Nutrition per serving

Cal
144
Protein
6 g
Fat
6 g
Carb
17 g
  • Step 1/4

    • 425 g canned chickpeas
    • oven
    • colander
    • kitchen towel
    • baking sheet

    Preheat oven to 200°C/390°F. Rinse canned chickpeas under cold running water. Dry with a clean kitchen towel and place on a baking sheet.

  • Step 2/4

    • 2½ tbsp peanut oil
    • ½ tsp salt
    • 1½ tsp confectioner’s sugar
    • 2 tbsp Chinese five-spice powder
    • flaky sea salt (for sprinkling)

    To make fragrant five spice roasted chickpeas, toss with peanut oil, salt and confectioner’s sugar and roast at 200°C/390°F for approx. 25 min. or until golden brown.

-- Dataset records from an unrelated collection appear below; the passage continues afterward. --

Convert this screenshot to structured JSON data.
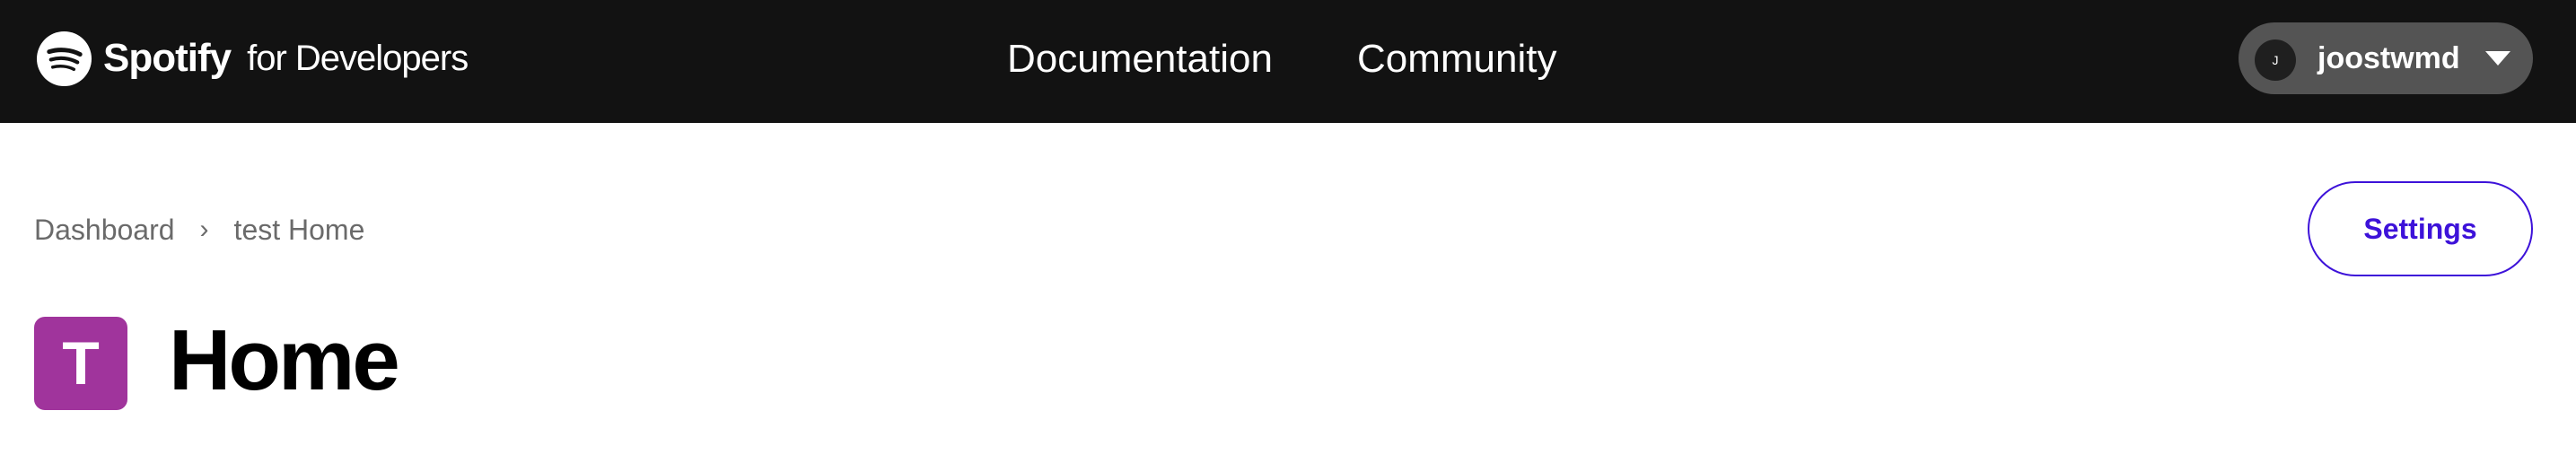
{
  "header": {
    "brand_name": "Spotify",
    "brand_sub": "for Developers",
    "nav": [
      {
        "label": "Documentation"
      },
      {
        "label": "Community"
      }
    ],
    "user": {
      "avatar_initial": "J",
      "username": "joostwmd"
    }
  },
  "breadcrumb": {
    "items": [
      "Dashboard",
      "test Home"
    ],
    "separator": "›"
  },
  "actions": {
    "settings_label": "Settings"
  },
  "app": {
    "icon_letter": "T",
    "title": "Home"
  },
  "colors": {
    "header_bg": "#121212",
    "accent": "#3d12d9",
    "app_icon_bg": "#a0349c",
    "user_pill_bg": "#545454"
  },
  "icons": {
    "brand": "spotify-logo-icon",
    "user_menu": "chevron-down-icon",
    "breadcrumb_separator": "chevron-right-icon"
  }
}
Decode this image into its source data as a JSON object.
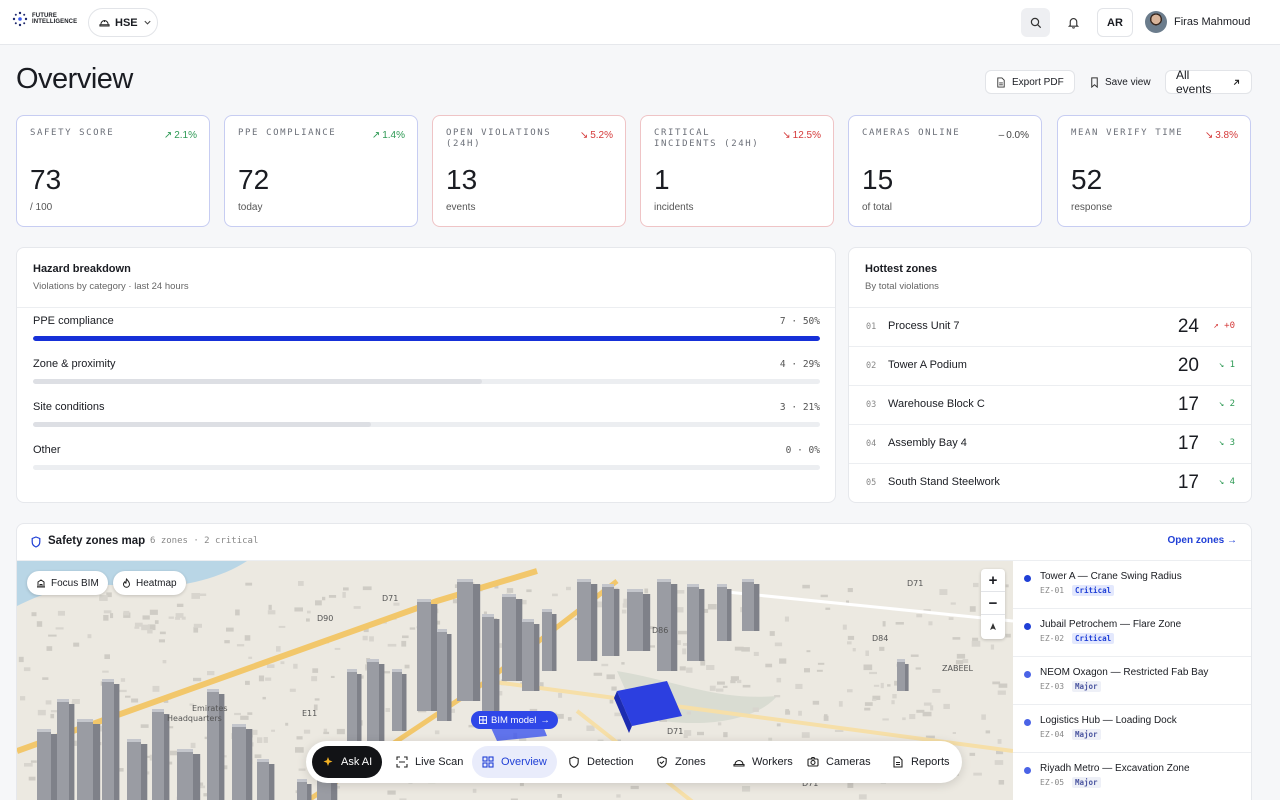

Remove baking sheet from the oven and toss chickpeas with five spice. Finish with a little flaky sea salt. Enjoy!

  • Step 3/4

    • 425 g canned chickpeas
    • 2½ tbsp olive oil
    • ½ tsp salt
    • 1½ tsp confectioner’s sugar
    • 1½ tbsp Piment d'Espelette
    • flaky sea salt (for sprinkling)

    To make Piment D’Espelette roasted chickpeas, toss chickpeas with olive oil, salt, and confectioner’s sugar, and roast at 200°C/390°F for approx. 25 min. or until golden brown. Remove baking sheet from the oven and toss chickpeas with Piment D’Espelette. Finish with a little flaky sea salt. Enjoy!

  • Step 4/4

    • 425 g canned chickpeas
    • ½ tsp salt
    • 1½ tsp confectioner’s sugar
    • 1 tbsp rosemary
    • 2 tbsp Parmesan cheese (grated)

    To make rosemary and parmesan cheese roasted chickpeas, toss chickpeas with olive oil, salt, and confectioner’s sugar, and roast for approx. 25 min. or until golden brown. Remove baking sheet from the oven and toss chickpeas immediately with the finely chopped rosemary and grated Parmesan. Finish with a little flaky sea salt. Enjoy!